Matilda ran back into the house feeling totally confused, Giles called out that he was going down to the livery stable to check on his horse. When he returned a couple of hours later he was unusually quiet and made no further reference to anything he’d said earlier.
They ate a cold supper, then when he moved over to his desk to write some notes for his next sermon, she felt he probably regretted everything which had transpired in the afternoon.
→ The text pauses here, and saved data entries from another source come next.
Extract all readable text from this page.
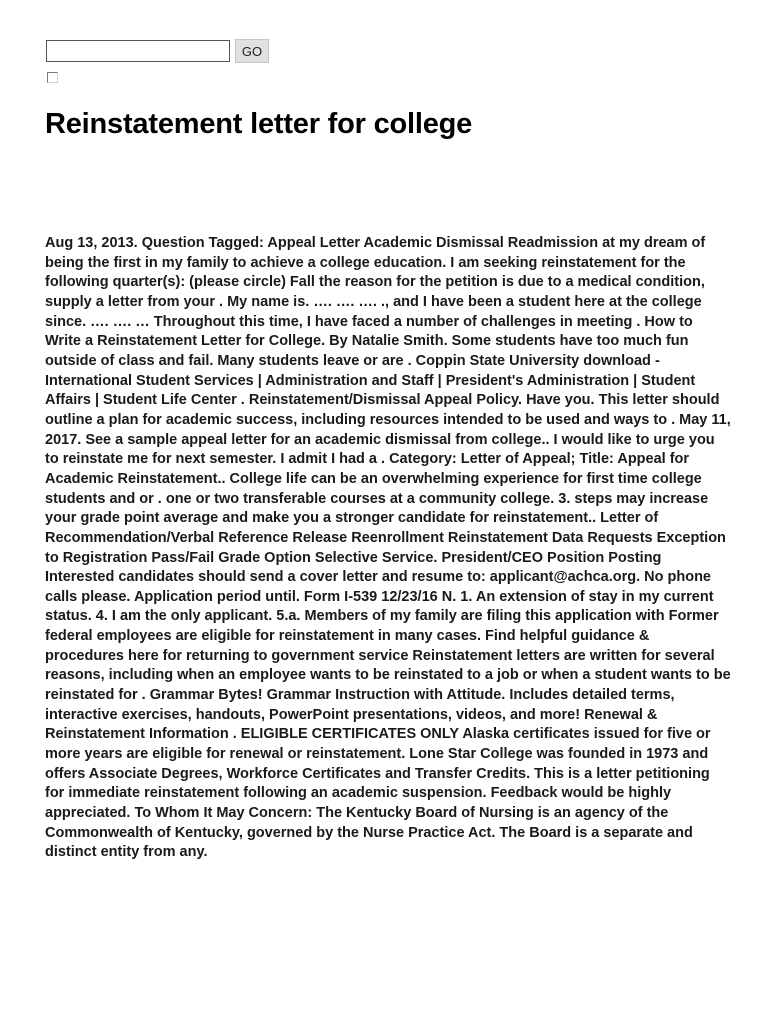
GO
Reinstatement letter for college

Aug 13, 2013. Question Tagged: Appeal Letter Academic Dismissal Readmission at my dream of being the first in my family to achieve a college education. I am seeking reinstatement for the following quarter(s): (please circle) Fall the reason for the petition is due to a medical condition, supply a letter from your . My name is. …. …. …. ., and I have been a student here at the college since. …. …. … Throughout this time, I have faced a number of challenges in meeting . How to Write a Reinstatement Letter for College. By Natalie Smith. Some students have too much fun outside of class and fail. Many students leave or are . Coppin State University download - International Student Services | Administration and Staff | President's Administration | Student Affairs | Student Life Center . Reinstatement/Dismissal Appeal Policy. Have you. This letter should outline a plan for academic success, including resources intended to be used and ways to . May 11, 2017. See a sample appeal letter for an academic dismissal from college.. I would like to urge you to reinstate me for next semester. I admit I had a . Category: Letter of Appeal; Title: Appeal for Academic Reinstatement.. College life can be an overwhelming experience for first time college students and or . one or two transferable courses at a community college. 3. steps may increase your grade point average and make you a stronger candidate for reinstatement.. Letter of Recommendation/Verbal Reference Release Reenrollment Reinstatement Data Requests Exception to Registration Pass/Fail Grade Option Selective Service. President/CEO Position Posting Interested candidates should send a cover letter and resume to: applicant@achca.org. No phone calls please. Application period until. Form I-539 12/23/16 N. 1. An extension of stay in my current status. 4. I am the only applicant. 5.a. Members of my family are filing this application with Former federal employees are eligible for reinstatement in many cases. Find helpful guidance & procedures here for returning to government service Reinstatement letters are written for several reasons, including when an employee wants to be reinstated to a job or when a student wants to be reinstated for . Grammar Bytes! Grammar Instruction with Attitude. Includes detailed terms, interactive exercises, handouts, PowerPoint presentations, videos, and more! Renewal & Reinstatement Information . ELIGIBLE CERTIFICATES ONLY Alaska certificates issued for five or more years are eligible for renewal or reinstatement. Lone Star College was founded in 1973 and offers Associate Degrees, Workforce Certificates and Transfer Credits. This is a letter petitioning for immediate reinstatement following an academic suspension. Feedback would be highly appreciated. To Whom It May Concern: The Kentucky Board of Nursing is an agency of the Commonwealth of Kentucky, governed by the Nurse Practice Act. The Board is a separate and distinct entity from any.
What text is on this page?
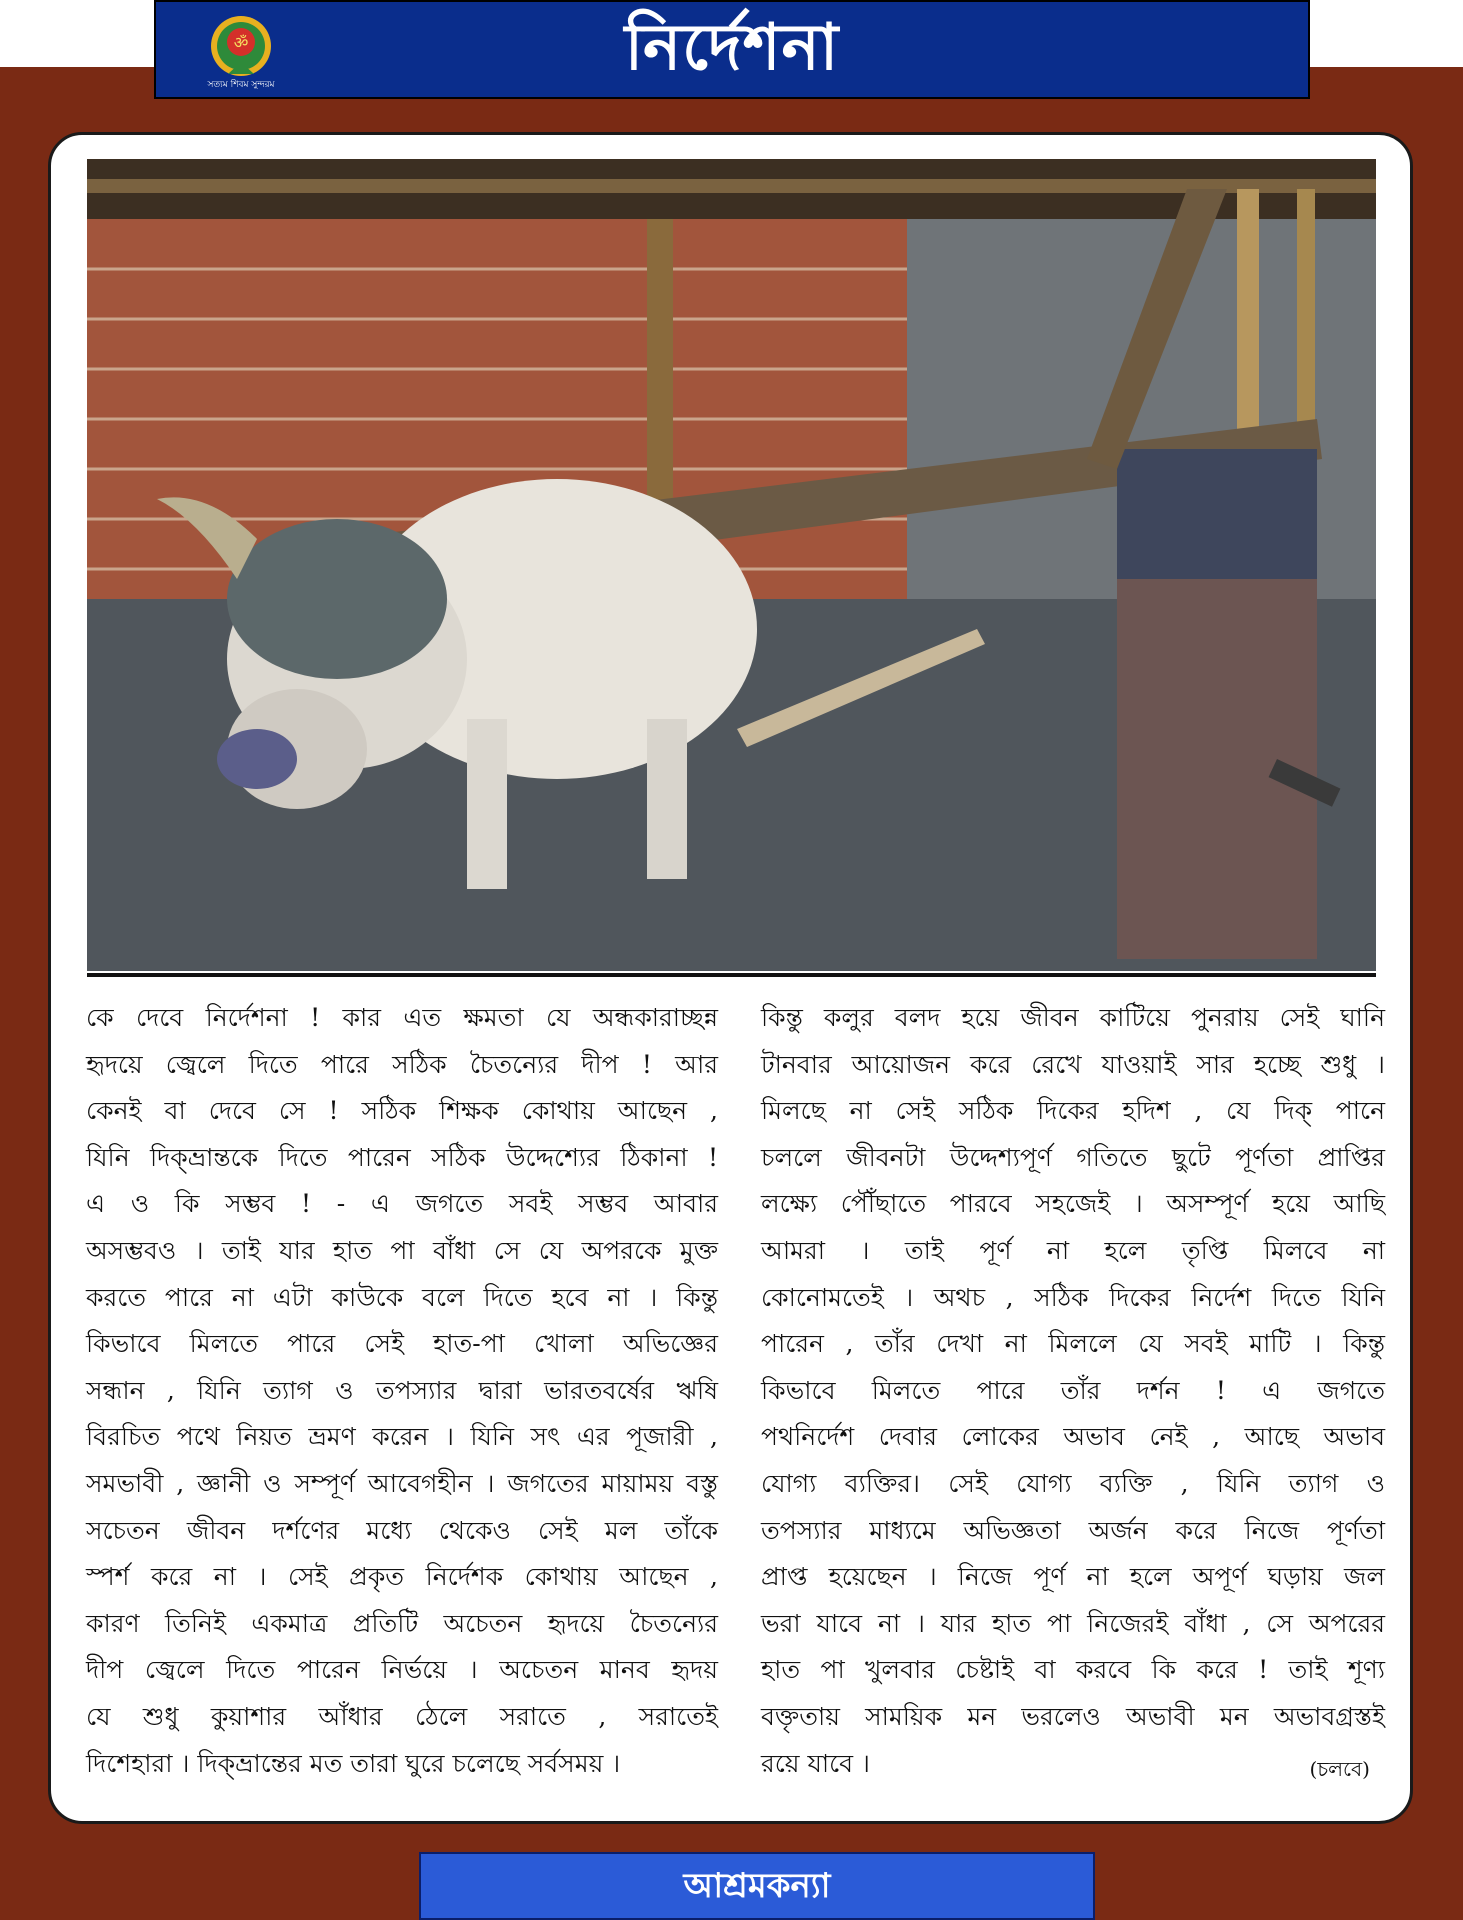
ॐ
সত্যম শিবম সুন্দরম	নির্দেশনা
কে দেবে নির্দেশনা ! কার এত ক্ষমতা যে অন্ধকারাচ্ছন্ন
হৃদয়ে জ্বেলে দিতে পারে সঠিক চৈতন্যের দীপ ! আর
কেনই বা দেবে সে ! সঠিক শিক্ষক কোথায় আছেন ,
যিনি দিক্‌ভ্রান্তকে দিতে পারেন সঠিক উদ্দেশ্যের ঠিকানা !
এ ও কি সম্ভব ! - এ জগতে সবই সম্ভব আবার
অসম্ভবও । তাই যার হাত পা বাঁধা সে যে অপরকে মুক্ত
করতে পারে না এটা কাউকে বলে দিতে হবে না । কিন্তু
কিভাবে মিলতে পারে সেই হাত-পা খোলা অভিজ্ঞের
সন্ধান , যিনি ত্যাগ ও তপস্যার দ্বারা ভারতবর্ষের ঋষি
বিরচিত পথে নিয়ত ভ্রমণ করেন । যিনি সৎ এর পূজারী ,
সমভাবী , জ্ঞানী ও সম্পূর্ণ আবেগহীন । জগতের মায়াময় বস্তু
সচেতন জীবন দর্শণের মধ্যে থেকেও সেই মল তাঁকে
স্পর্শ করে না । সেই প্রকৃত নির্দেশক কোথায় আছেন ,
কারণ তিনিই একমাত্র প্রতিটি অচেতন হৃদয়ে চৈতন্যের
দীপ জ্বেলে দিতে পারেন নির্ভয়ে । অচেতন মানব হৃদয়
যে শুধু কুয়াশার আঁধার ঠেলে সরাতে , সরাতেই
দিশেহারা । দিক্‌ভ্রান্তের মত তারা ঘুরে চলেছে সর্বসময় ।
কিন্তু কলুর বলদ হয়ে জীবন কাটিয়ে পুনরায় সেই ঘানি
টানবার আয়োজন করে রেখে যাওয়াই সার হচ্ছে শুধু ।
মিলছে না সেই সঠিক দিকের হদিশ , যে দিক্‌ পানে
চললে জীবনটা উদ্দেশ্যপূর্ণ গতিতে ছুটে পূর্ণতা প্রাপ্তির
লক্ষ্যে পৌঁছাতে পারবে সহজেই । অসম্পূর্ণ হয়ে আছি
আমরা । তাই পূর্ণ না হলে তৃপ্তি মিলবে না
কোনোমতেই । অথচ , সঠিক দিকের নির্দেশ দিতে যিনি
পারেন , তাঁর দেখা না মিললে যে সবই মাটি । কিন্তু
কিভাবে মিলতে পারে তাঁর দর্শন ! এ জগতে
পথনির্দেশ দেবার লোকের অভাব নেই , আছে অভাব
যোগ্য ব্যক্তির। সেই যোগ্য ব্যক্তি , যিনি ত্যাগ ও
তপস্যার মাধ্যমে অভিজ্ঞতা অর্জন করে নিজে পূর্ণতা
প্রাপ্ত হয়েছেন । নিজে পূর্ণ না হলে অপূর্ণ ঘড়ায় জল
ভরা যাবে না । যার হাত পা নিজেরই বাঁধা , সে অপরের
হাত পা খুলবার চেষ্টাই বা করবে কি করে ! তাই শূণ্য
বক্তৃতায় সাময়িক মন ভরলেও অভাবী মন অভাবগ্রস্তই
রয়ে যাবে ।	(চলবে)
আশ্রমকন্যা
Unable to speak of it herself, she took some sewing out on to the porch and hoped that someone might come visiting and create a diversion for them.
No one came by, and at dusk Giles came out with a lighted lamp and sat down in a chair next to her. ‘It seems to be getting hotter than ever,’ Matilda said, casting around for any topic of conversation which would relieve the strained atmosphere. ‘I can hardly sew, my fingers are so sticky.’
‘It’s too dark for you to see clearly, so put it away,’ he said, reaching out and taking the work from her lap. ‘You work much too hard, Matty. Just sit back in your chair and enjoy the warm, peaceful evening.’
‘It seems odd without Tabby,’ she said nervously.
‘I’m very glad she isn’t here,’ he said rather gruffly. ‘Because I think we need to clear the air.’
‘You don’t have to say anything,’ she said. ‘Let’s just forget about it.’
‘You misunderstand me,’ he said, moving his chair sideways so he could see her better. ‘I don’t intend to retract anything I said earlier, but I do wish I’d put it better.’ He paused for a moment as if choosing his words carefully.
‘You may think I’m unbalanced by grief, Matty, and that I
asked you to marry me just to solve all our problems. But that isn’t so. I’ve thought about this long and hard. I know it’s the right thing to do.’
‘I don’t see any problems, not ones which need such a drastic step,’ she retorted.
‘There are, Matty,’ he said. ‘The main one is that your reputation might be ruined by being alone in this house with me.’